This was very much one of those 50-something forgettable games each team is going to lose each year. Never once felt like the Yankees’ night. The Rays won 6-1 on Wednesday. Go win the series tomorrow.
Not Even Four & Fly
Didn’t take long for the CC Sabathia injury to hurt the Yankees. Luis Cessa, Sabathia’s replacement, got rocked for five runs in 3.1 innings Wednesday night. Hard hit ball after hard hit ball after hard hit ball. Cessa allowed 13 balls in play and eight checked in an exit velocity north of 95 mph. Four were over 100 mph. Slap-hitting Mallex Smith even crushed a second deck home run.
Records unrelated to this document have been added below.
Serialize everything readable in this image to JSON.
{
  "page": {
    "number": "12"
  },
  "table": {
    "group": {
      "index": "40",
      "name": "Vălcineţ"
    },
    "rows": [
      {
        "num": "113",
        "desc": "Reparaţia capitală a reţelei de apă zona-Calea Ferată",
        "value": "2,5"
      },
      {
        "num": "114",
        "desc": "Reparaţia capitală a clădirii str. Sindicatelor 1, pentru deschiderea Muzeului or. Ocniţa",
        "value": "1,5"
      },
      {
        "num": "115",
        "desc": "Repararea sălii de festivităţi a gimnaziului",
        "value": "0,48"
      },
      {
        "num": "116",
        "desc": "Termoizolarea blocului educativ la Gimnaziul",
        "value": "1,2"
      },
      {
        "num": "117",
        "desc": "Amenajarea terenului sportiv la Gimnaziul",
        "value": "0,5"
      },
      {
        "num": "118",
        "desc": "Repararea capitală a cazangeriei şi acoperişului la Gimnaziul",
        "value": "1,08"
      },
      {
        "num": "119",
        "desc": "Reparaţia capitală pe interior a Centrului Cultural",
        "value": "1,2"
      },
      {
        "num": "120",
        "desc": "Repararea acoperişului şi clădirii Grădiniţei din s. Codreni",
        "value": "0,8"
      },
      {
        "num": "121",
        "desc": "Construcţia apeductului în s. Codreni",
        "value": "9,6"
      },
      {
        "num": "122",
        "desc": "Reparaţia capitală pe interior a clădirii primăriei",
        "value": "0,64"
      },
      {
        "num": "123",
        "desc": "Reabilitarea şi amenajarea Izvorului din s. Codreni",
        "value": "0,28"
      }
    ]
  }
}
Not a good night at all.
Despite all that hard contact, Tampa scored their first run on a bloop single, naturally. Kevin Kiermaier doubled to left and Brandon Lowe brought him with a little jam shot bloop inside the left field foul line in the second inning for a 1-0 lead. Two singles and a walk loaded the bases with no outs in the third inning, then a hard-hit grounder to second and a line drive single drove in two more runs. Add in Smith’s two-run homer and there’s the five runs.
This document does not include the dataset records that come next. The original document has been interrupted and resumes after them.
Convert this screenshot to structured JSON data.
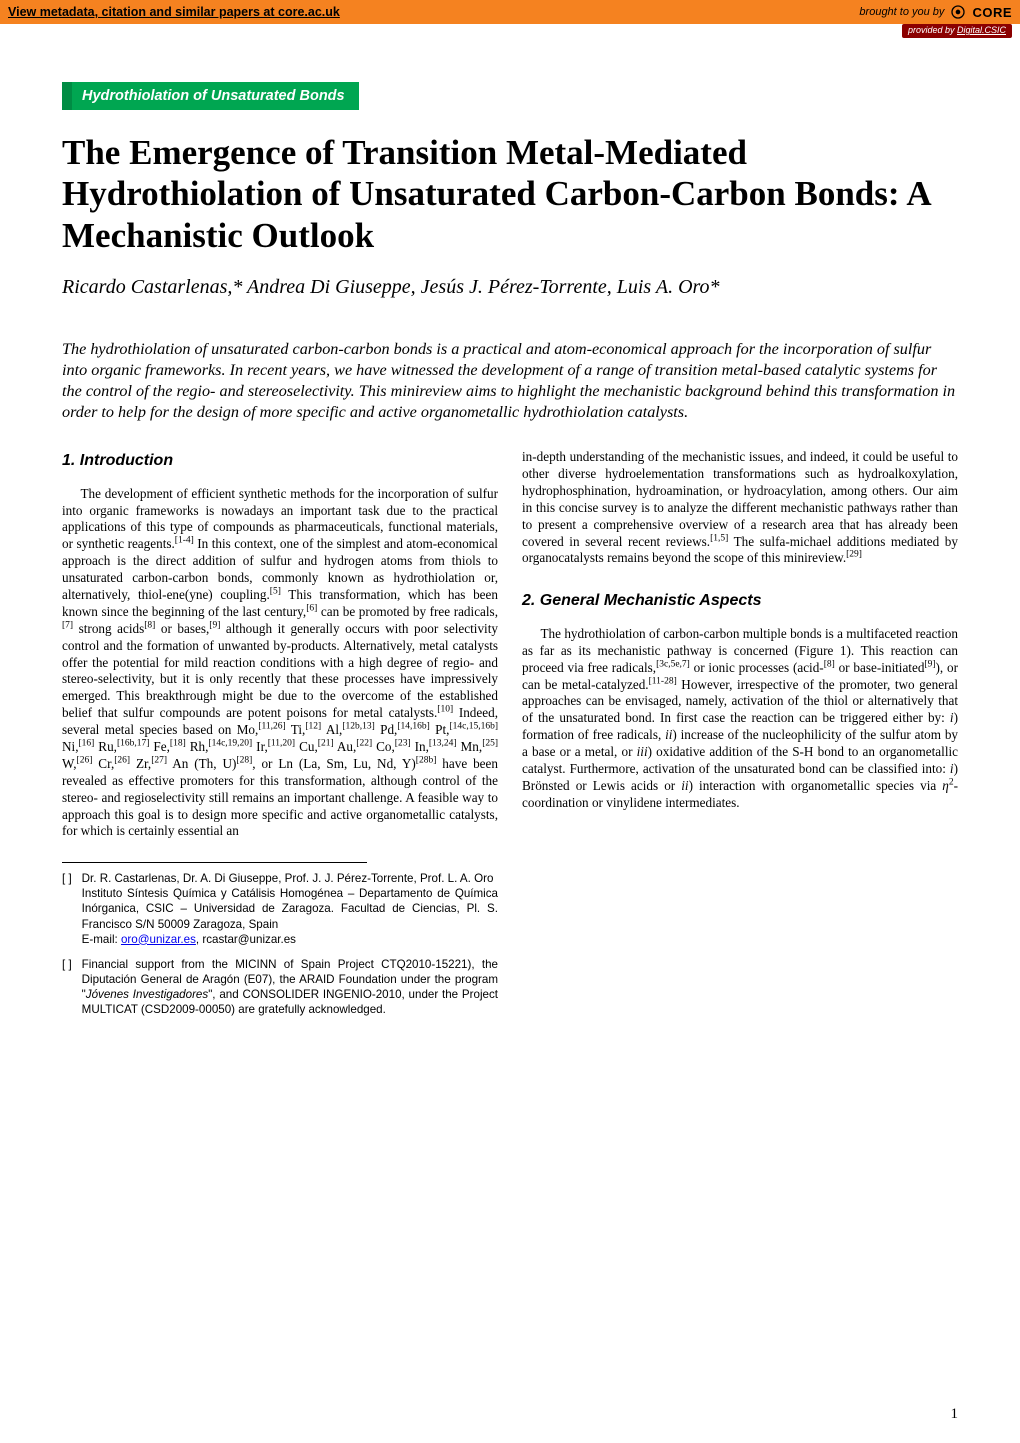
{
  "banner": {
    "bg_color": "#f58220",
    "left_text": "View metadata, citation and similar papers at core.ac.uk",
    "right_prefix": "brought to you by",
    "logo_text": "CORE",
    "provided_by_prefix": "provided by ",
    "provided_by_source": "Digital.CSIC",
    "provided_bg": "#8b0000"
  },
  "category": {
    "label": "Hydrothiolation of Unsaturated Bonds",
    "bg": "#00a651",
    "border": "#008c44"
  },
  "title": "The Emergence of Transition Metal-Mediated Hydrothiolation of Unsaturated Carbon-Carbon Bonds: A Mechanistic Outlook",
  "authors": "Ricardo Castarlenas,* Andrea Di Giuseppe, Jesús J. Pérez-Torrente, Luis A. Oro*",
  "abstract": "The hydrothiolation of unsaturated carbon-carbon bonds is a practical and atom-economical approach for the incorporation of sulfur into organic frameworks. In recent years, we have witnessed the development of a range of transition metal-based catalytic systems for the control of the regio- and stereoselectivity. This minireview aims to highlight the mechanistic background behind this transformation in order to help for the design of more specific and active organometallic hydrothiolation catalysts.",
  "sections": {
    "intro_head": "1. Introduction",
    "mech_head": "2. General Mechanistic Aspects"
  },
  "body": {
    "intro_para": "The development of efficient synthetic methods for the incorporation of sulfur into organic frameworks is nowadays an important task due to the practical applications of this type of compounds as pharmaceuticals, functional materials, or synthetic reagents.[1-4] In this context, one of the simplest and atom-economical approach is the direct addition of sulfur and hydrogen atoms from thiols to unsaturated carbon-carbon bonds, commonly known as hydrothiolation or, alternatively, thiol-ene(yne) coupling.[5] This transformation, which has been known since the beginning of the last century,[6] can be promoted by free radicals,[7] strong acids[8] or bases,[9] although it generally occurs with poor selectivity control and the formation of unwanted by-products. Alternatively, metal catalysts offer the potential for mild reaction conditions with a high degree of regio- and stereo-selectivity, but it is only recently that these processes have impressively emerged. This breakthrough might be due to the overcome of the established belief that sulfur compounds are potent poisons for metal catalysts.[10] Indeed, several metal species based on Mo,[11,26] Ti,[12] Al,[12b,13] Pd,[14,16b] Pt,[14c,15,16b] Ni,[16] Ru,[16b,17] Fe,[18] Rh,[14c,19,20] Ir,[11,20] Cu,[21] Au,[22] Co,[23] In,[13,24] Mn,[25] W,[26] Cr,[26] Zr,[27] An (Th, U)[28], or Ln (La, Sm, Lu, Nd, Y)[28b] have been revealed as effective promoters for this transformation, although control of the stereo- and regioselectivity still remains an important challenge. A feasible way to approach this goal is to design more specific and active organometallic catalysts, for which is certainly essential an",
    "right_top_para": "in-depth understanding of the mechanistic issues, and indeed, it could be useful to other diverse hydroelementation transformations such as hydroalkoxylation, hydrophosphination, hydroamination, or hydroacylation, among others. Our aim in this concise survey is to analyze the different mechanistic pathways rather than to present a comprehensive overview of a research area that has already been covered in several recent reviews.[1,5] The sulfa-michael additions mediated by organocatalysts remains beyond the scope of this minireview.[29]",
    "mech_para": "The hydrothiolation of carbon-carbon multiple bonds is a multifaceted reaction as far as its mechanistic pathway is concerned (Figure 1). This reaction can proceed via free radicals,[3c,5e,7] or ionic processes (acid-[8] or base-initiated[9]), or can be metal-catalyzed.[11-28] However, irrespective of the promoter, two general approaches can be envisaged, namely, activation of the thiol or alternatively that of the unsaturated bond. In first case the reaction can be triggered either by: i) formation of free radicals, ii) increase of the nucleophilicity of the sulfur atom by a base or a metal, or iii) oxidative addition of the S-H bond to an organometallic catalyst. Furthermore, activation of the unsaturated bond can be classified into: i) Brönsted or Lewis acids or ii) interaction with organometallic species via η2-coordination or vinylidene intermediates."
  },
  "footnotes": {
    "marker": "[  ]",
    "fn1_lines": "Dr. R. Castarlenas, Dr. A. Di Giuseppe, Prof. J. J. Pérez-Torrente, Prof. L. A. Oro\nInstituto Síntesis Química y Catálisis Homogénea – Departamento de Química Inórganica, CSIC – Universidad de Zaragoza. Facultad de Ciencias, Pl. S. Francisco S/N 50009 Zaragoza, Spain",
    "fn1_email_label": "E-mail: ",
    "fn1_email_link": "oro@unizar.es",
    "fn1_email_rest": ", rcastar@unizar.es",
    "fn2_text_a": "Financial support from the MICINN of Spain Project CTQ2010-15221), the Diputación General de Aragón (E07), the ARAID Foundation under the program \"",
    "fn2_ital": "Jóvenes Investigadores",
    "fn2_text_b": "\", and CONSOLIDER INGENIO-2010, under the Project MULTICAT (CSD2009-00050) are gratefully acknowledged."
  },
  "page_number": "1"
}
Cessa’s final line: 3.1 IP, 7 H, 5 R, 5 ER, 2 BB, 4 K, 1 HR on 65 pitches. He turned in good starts against the Orioles (six scoreless innings) and Rays (two runs in 5.1 innings) a few weeks back, but the last two starts have been terrible. Hopefully Sabathia does indeed miss just the one start with his knee issue, because no one wants to see Cessa again. At least not until they’ve clinched all they can clinch.
One Token Run
Sleepy night for the offense. The Yankees scored their only run on Miguel Andujar’s latest home run. His fifth in the last nine games. Andujar also ripped a long fly ball that was caught at the wall by a leaping Kiermaier, and looped a double along the right field line. Could’ve easily been a three extra-base hit night for Andujar if not for the Kiermaier catch. Miguel’s still awesome. What a ballplayer.
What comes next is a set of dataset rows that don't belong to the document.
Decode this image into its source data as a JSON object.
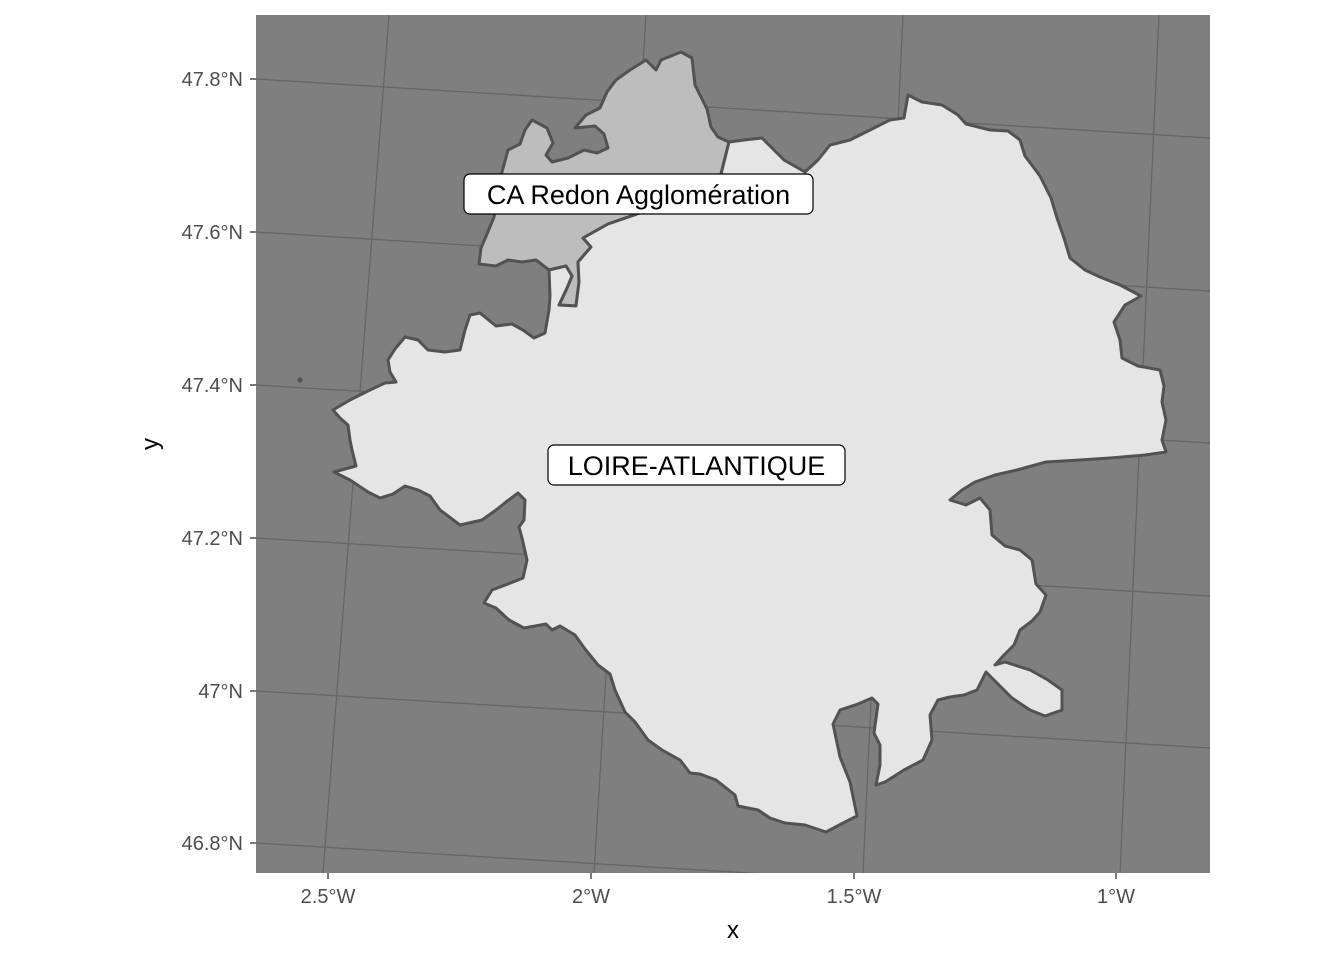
{
  "axes": {
    "xlabel": "x",
    "ylabel": "y",
    "x_ticks": [
      "2.5°W",
      "2°W",
      "1.5°W",
      "1°W"
    ],
    "y_ticks": [
      "47.8°N",
      "47.6°N",
      "47.4°N",
      "47.2°N",
      "47°N",
      "46.8°N"
    ]
  },
  "regions": [
    {
      "name": "CA Redon Agglomération",
      "fill": "#bdbdbd"
    },
    {
      "name": "LOIRE-ATLANTIQUE",
      "fill": "#e5e5e5"
    }
  ],
  "colors": {
    "panel_background": "#7f7f7f",
    "border": "#525252",
    "graticule": "#666666",
    "label_background": "#ffffff"
  }
}
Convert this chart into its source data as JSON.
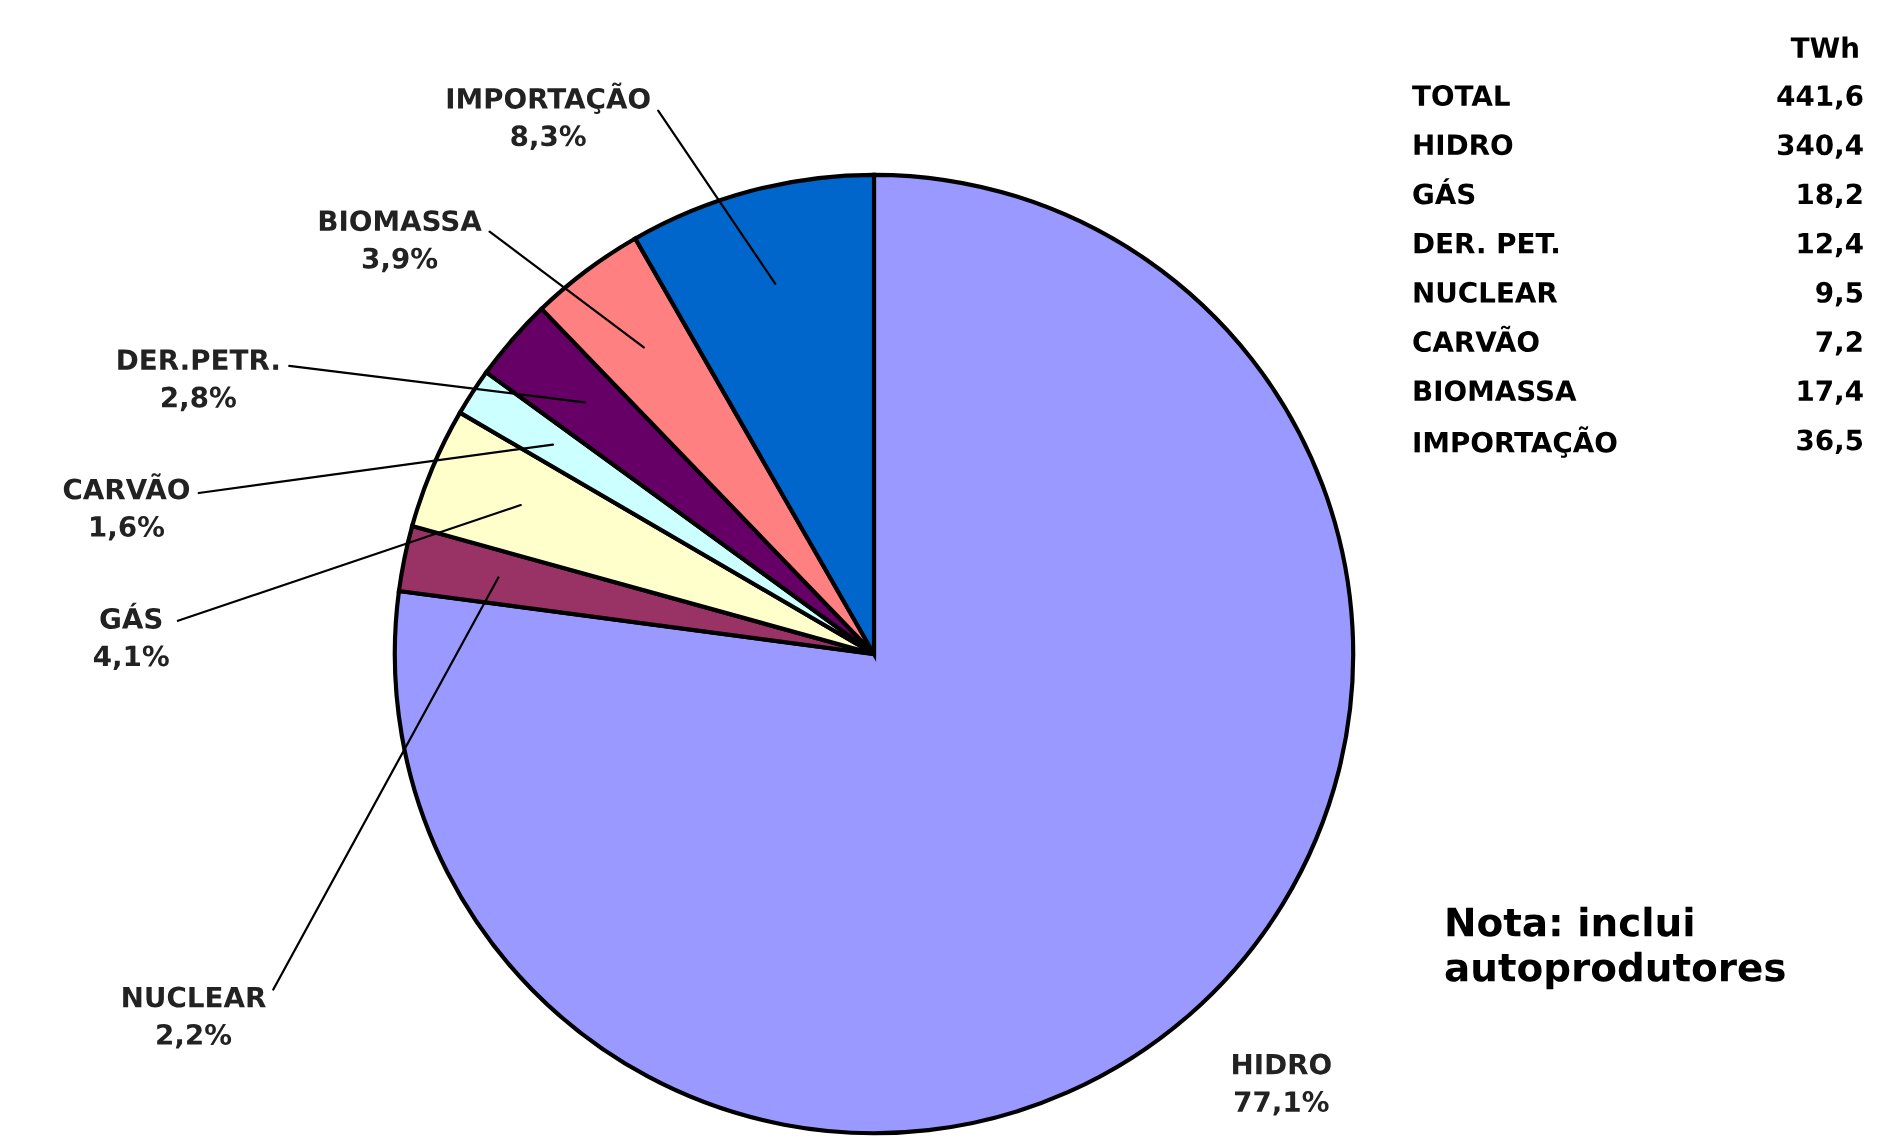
{
  "chart_data": {
    "type": "pie",
    "categories": [
      "HIDRO",
      "NUCLEAR",
      "GÁS",
      "CARVÃO",
      "DER.PETR.",
      "BIOMASSA",
      "IMPORTAÇÃO"
    ],
    "values": [
      77.1,
      2.2,
      4.1,
      1.6,
      2.8,
      3.9,
      8.3
    ],
    "value_labels": [
      "77,1%",
      "2,2%",
      "4,1%",
      "1,6%",
      "2,8%",
      "3,9%",
      "8,3%"
    ],
    "colors": [
      "#9999ff",
      "#993366",
      "#ffffcc",
      "#ccffff",
      "#660066",
      "#ff8080",
      "#0066cc"
    ],
    "annotations": [
      "TWh",
      "TOTAL",
      "441,6",
      "HIDRO",
      "340,4",
      "GÁS",
      "18,2",
      "DER. PET.",
      "12,4",
      "NUCLEAR",
      "9,5",
      "CARVÃO",
      "7,2",
      "BIOMASSA",
      "17,4",
      "IMPORTAÇÃO",
      "36,5",
      "Nota: inclui\nautoprodutores"
    ]
  }
}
The Yankees had their best chance to make this a game in the fourth inning, when they loaded the bases without putting a ball in play. Didi Gregorius worked a leadoff walk, Greg Bird worked a one-out walk, and Neil Walker was hit by a two-strike pitch with one out. The Yankees were in business. Then Austin Romine stuck out on three pitches and Ronald Torreyes hit a tapper maybe ten feet and was thrown out. That was that. Quiet bats the rest of the night.
Leftovers
Shout out to Sonny Gray for soaking up 3.1 innings in mop up duty. He needed 75 pitches to get ten outs, but who cares. Gray had to eat innings and he did. I imagine he would’ve remained in the game longer had he not thrown 25 pitches Sunday. Jonathan Holder struck out both batters he faced and Chad Green retired all four batters he faced. The bullpen: 5.2 IP, 4 H, 1 R, 3 BB, 5 K. Gave the offense a chance to get back in the game.
Only five hits for the Yankees. Andujar had his homer and the double. Giancarlo Stanton doubled and Brett Gardner and Aaron Hicks each had a single. Gardner, Gregorius, Bird, and Walker each drew a walk. Walker also got hit by a pitch. That’s about it for the offense. The Yankees could really use another bat. I’m not sure what’s taking so long.
Box Score, WPA Graph & Standings
ESPN has the box score, MLB has the video highlights, and ESPN has the updated standings. Here’s our Bullpen Workload page and here’s the win probability graph:
Source: FanGraphs
Up Next
The Yankees and Rays wrap up this three-game series Thursday afternoon. That is a 1pm ET start. Masahiro Tanaka and Blake Snell will be on the mound for the matinee.